Resmi daire statüsünde olmayıp kamu tüzel kişiliğini haiz olan İhale makamı tarafından alınan ihale kararlarından doğan damga vergilerinin davacılardan tahsil edilerek vergi dairesine ödenmesine dair işlemlerde bulunduğu iddia edilen hukuka aykırılıklar vergilendirme işleminin özü ve vergi yükümlülüğünün saptanmasına ilişkin olup bunların, Vergi Usul Kanunu’nun düzeltme ve şikayete ilişkin hükümleri çerçevesinde vergilendirme hataları kapsamında incelenmesi gerektiği anlaşılmaktadır.

Bu durumda, uyuşmazlığın esası hakkında Damga Vergisi Kanunu’nun yukarıda değinilen hükümleri değerlendirilmek ve ihale uhdesinde kalan şirketlerin nevi ile sürekli damga vergisi mükellefiyetlerinin bulunup bulunmadığı gibi hususlar da dikkate alınmak suretiyle karar verilmesi gerektiği sonucuna varılmıştır.

VII- SONUÇ:

Açıklanan hukuksal nedenler ve gerekçeyle aykırılığın, resmi daire statüsünde olmayıp kamu tüzel kişiliğini haiz olan idarece yapılan ihaleler uhdesinde kalan kişilerden ihale kararlarından doğan damga vergilerinin ihale makamınca tahsil edilmesinde hukuka uygunluk bulunup bulunmadığının Vergi Usul Kanunu'nun düzeltme-şikayet hükümleri kapsamında incelenebileceği yönünde giderilmesine 08/06/2022 tarihinde oyçokluğuyla kesin olarak karar verildi.

X - KARŞI OY:

Düzeltme işleminin konusunu Vergi Usul Kanunu'nda "vergi hatası" olarak adlandırılan belli hukuka aykırılıklar oluşturur. Herhangi bir vergilendirme işleminin taşıdığı hukuka aykırılığın vergi hatası sayılması için ilk olarak haksız bir işlem bulunmalı ve bu haksız işlem sonucu fazla ya da eksik vergi alınması söz konusu olmalıdır.
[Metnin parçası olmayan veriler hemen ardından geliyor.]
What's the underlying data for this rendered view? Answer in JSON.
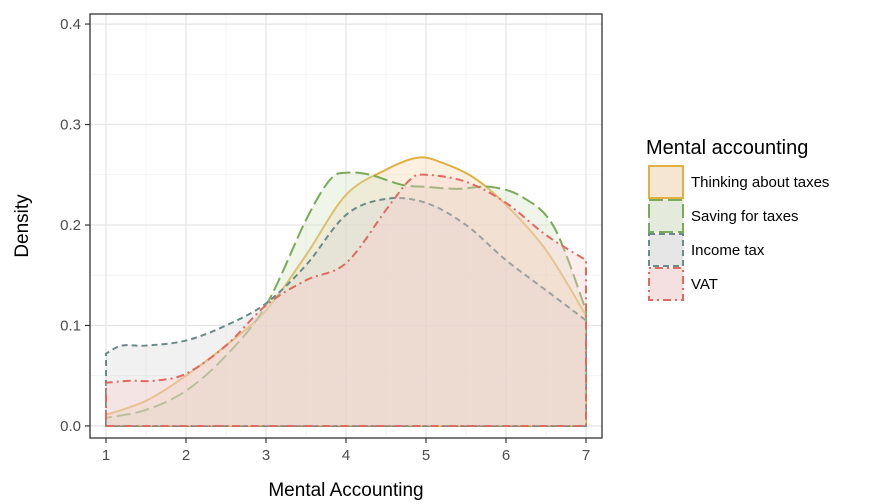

Bu hukuka aykırılığın aynı zamanda Vergi Usul Kanunu'nun 117 ve 118. maddelerinde sayılan hata türlerinden birine dahil olması halinde vergilendirme işleminde bir vergi hatası bulunduğu ve dolayısıyla bu hatanın düzeltme konusu yapılabileceği sonucuna varılmaktadır.